A mutual fund is a professionally managed company that collects money from many investors and invests it in securities such as stocks, bonds and short-term debt, equity or bond funds and money market funds.
Mutual funds are a good investment for investors looking to diversify their portfolio. Instead of betting everything on one company or sector, a mutual fund invests in different stocks to try to minimize portfolio risk.
The term is typically used in the US, Canada and India, while similar structures around the world include the SICAV in Europe and the open-ended investment firm in the UK.
What will mutual funds do, if two or more installments are missed?
You can invest in mutual funds through regular periodic investments and/or lump sum investments. In the first case, you can choose how often you want to invest. For daily/weekly/monthly frequency, you can automate your investments via SIP.
This automation can be via post-dated checks or electronic debit from bank accounts. Electronic debits can be set up via the “direct debit” feature or via NACH (National Automated Clearing House). Application forms are available from the respective mutual funds, for the process.

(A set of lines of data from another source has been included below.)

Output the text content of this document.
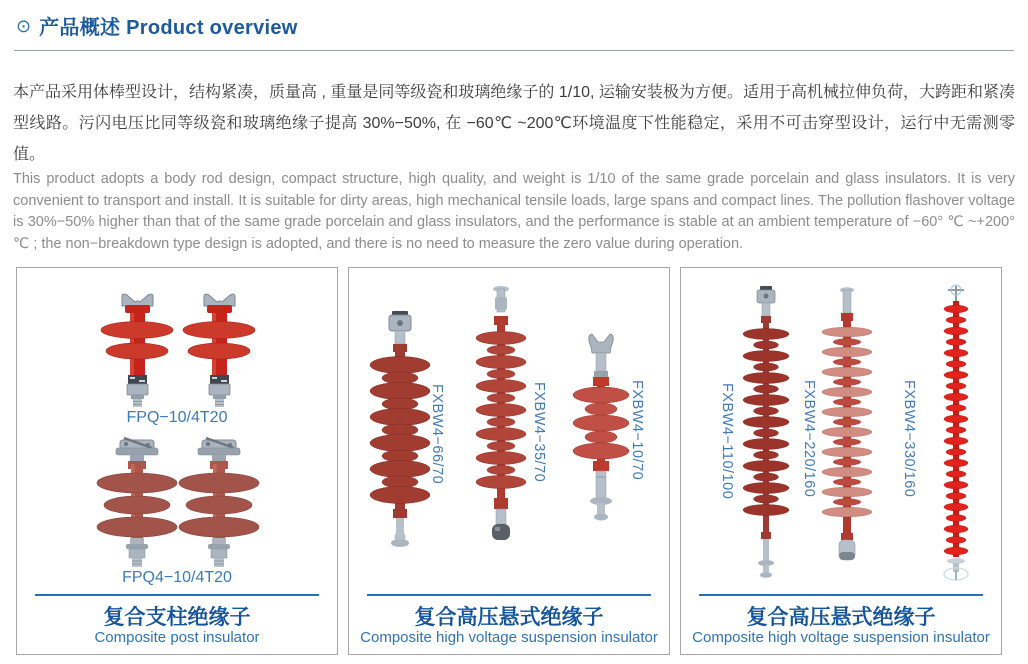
⊙ 产品概述 Product overview

本产品采用体棒型设计，结构紧凑，质量高 , 重量是同等级瓷和玻璃绝缘子的 1/10, 运输安装极为方便。适用于高机械拉伸负荷，大跨距和紧凑型线路。污闪电压比同等级瓷和玻璃绝缘子提高 30%−50%, 在 −60℃ ~200℃环境温度下性能稳定，采用不可击穿型设计，运行中无需测零值。

This product adopts a body rod design, compact structure, high quality, and weight is 1/10 of the same grade porcelain and glass insulators. It is very convenient to transport and install. It is suitable for dirty areas, high mechanical tensile loads, large spans and compact lines. The pollution flashover voltage is 30%−50% higher than that of the same grade porcelain and glass insulators, and the performance is stable at an ambient temperature of −60° ℃ ~+200° ℃ ; the non−breakdown type design is adopted, and there is no need to measure the zero value during operation.

FPQ−10/4T20
FPQ4−10/4T20
复合支柱绝缘子
Composite post insulator
FXBW4−66/70	FXBW4−35/70	FXBW4−10/70
复合高压悬式绝缘子
Composite high voltage suspension insulator
FXBW4−110/100	FXBW4−220/160	FXBW4−330/160
复合高压悬式绝缘子
Composite high voltage suspension insulator
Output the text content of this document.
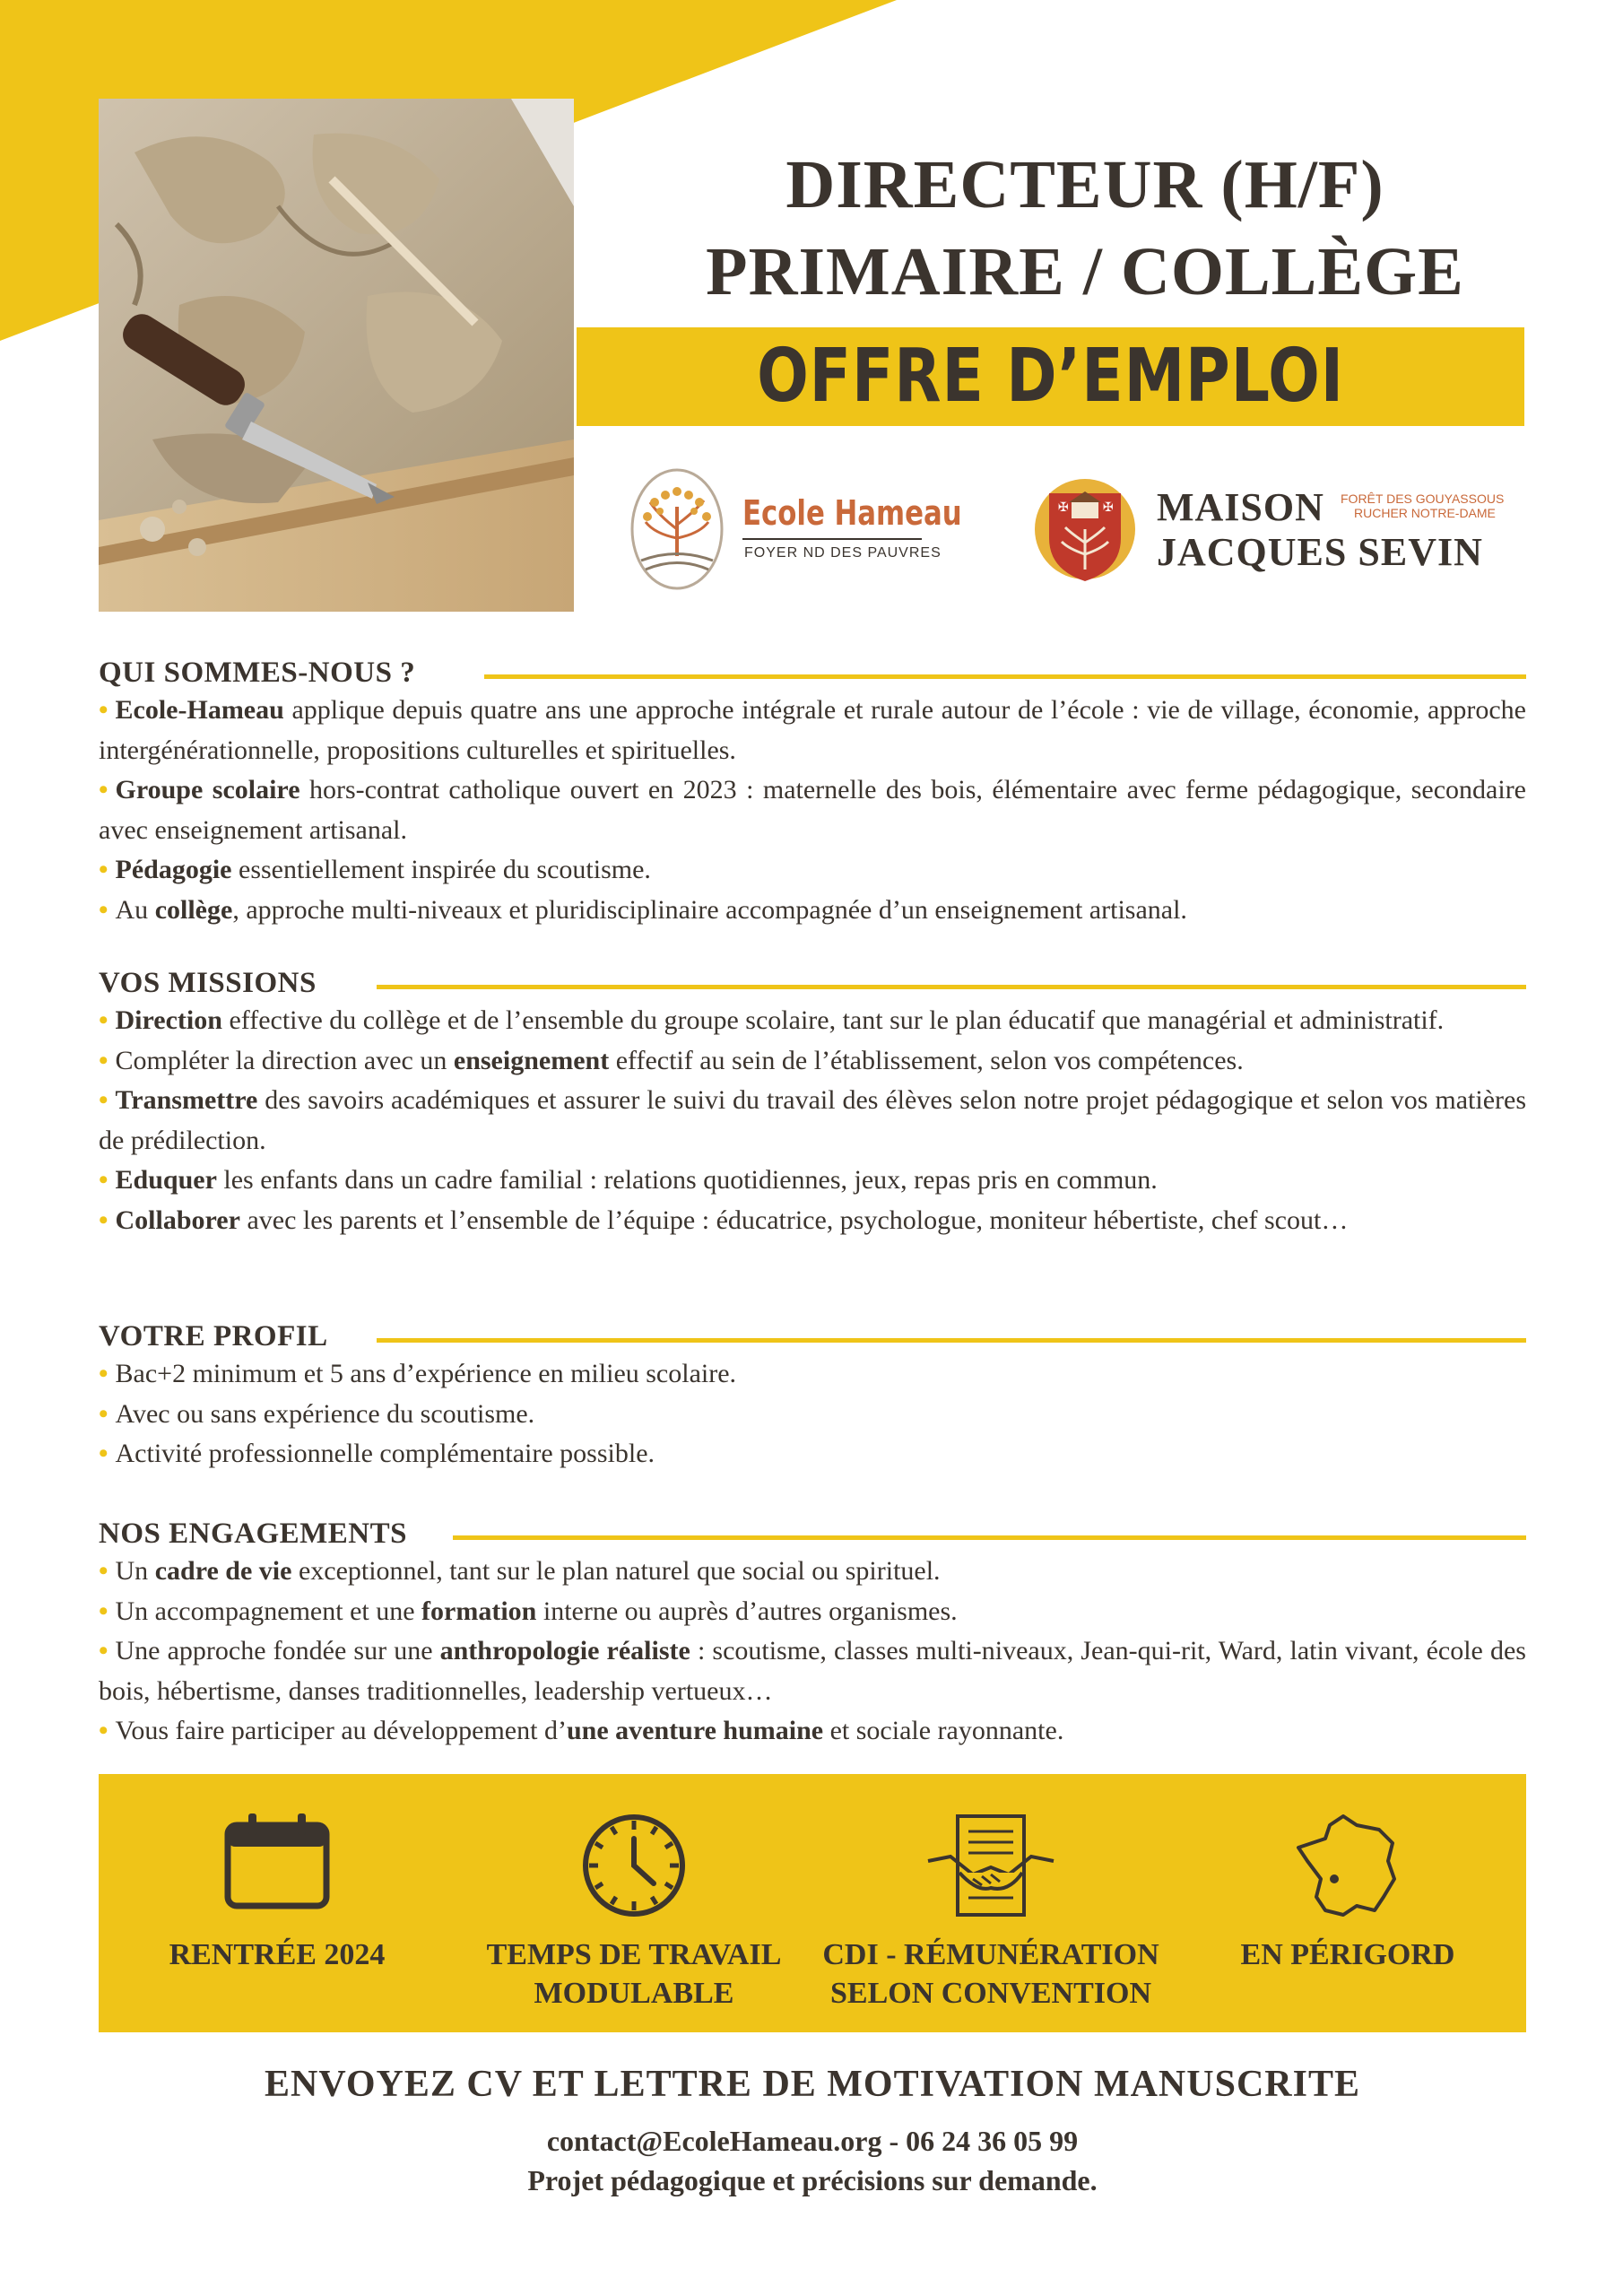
DIRECTEUR (H/F)
PRIMAIRE / COLLÈGE
OFFRE D’EMPLOI
Ecole Hameau
FOYER ND DES PAUVRES
✠	✠ MAISON
JACQUES SEVIN
FORÊT DES GOUYASSOUS
RUCHER NOTRE-DAME
QUI SOMMES-NOUS ?
• Ecole-Hameau applique depuis quatre ans une approche intégrale et rurale autour de l’école : vie de village, économie, approche intergénérationnelle, propositions culturelles et spirituelles.
• Groupe scolaire hors-contrat catholique ouvert en 2023 : maternelle des bois, élémentaire avec ferme pédagogique, secondaire avec enseignement artisanal.
• Pédagogie essentiellement inspirée du scoutisme.
• Au collège, approche multi-niveaux et pluridisciplinaire accompagnée d’un enseignement artisanal.
VOS MISSIONS
• Direction effective du collège et de l’ensemble du groupe scolaire, tant sur le plan éducatif que managérial et administratif.
• Compléter la direction avec un enseignement effectif au sein de l’établissement, selon vos compétences.
• Transmettre des savoirs académiques et assurer le suivi du travail des élèves selon notre projet pédagogique et selon vos matières de prédilection.
• Eduquer les enfants dans un cadre familial : relations quotidiennes, jeux, repas pris en commun.
• Collaborer avec les parents et l’ensemble de l’équipe : éducatrice, psychologue, moniteur hébertiste, chef scout…
VOTRE PROFIL
• Bac+2 minimum et 5 ans d’expérience en milieu scolaire.
• Avec ou sans expérience du scoutisme.
• Activité professionnelle complémentaire possible.
NOS ENGAGEMENTS
• Un cadre de vie exceptionnel, tant sur le plan naturel que social ou spirituel.
• Un accompagnement et une formation interne ou auprès d’autres organismes.
• Une approche fondée sur une anthropologie réaliste : scoutisme, classes multi-niveaux, Jean-qui-rit, Ward, latin vivant, école des bois, hébertisme, danses traditionnelles, leadership vertueux…
• Vous faire participer au développement d’une aventure humaine et sociale rayonnante.
RENTRÉE 2024	TEMPS DE TRAVAIL
MODULABLE
CDI - RÉMUNÉRATION
SELON CONVENTION
EN PÉRIGORD
ENVOYEZ CV ET LETTRE DE MOTIVATION MANUSCRITE
contact@EcoleHameau.org - 06 24 36 05 99
Projet pédagogique et précisions sur demande.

This reduces your efforts as you don’t have to fill out a new form every month or think about which scheme to invest. Just select the scheme, amount and date and your transactions will happen automatically, for the period you choose. You can set up a SIP for six months or more. Just make sure there’s a sufficient balance in your bank account.
Your question becomes relevant here. If you lose two or three consecutive installments, the house of funds can stop depositing post-dated checks and return any unused checks or stop charging your account. No penalty is levied and there is no confiscation either.
You can restart your SIP, in the same account, at any time.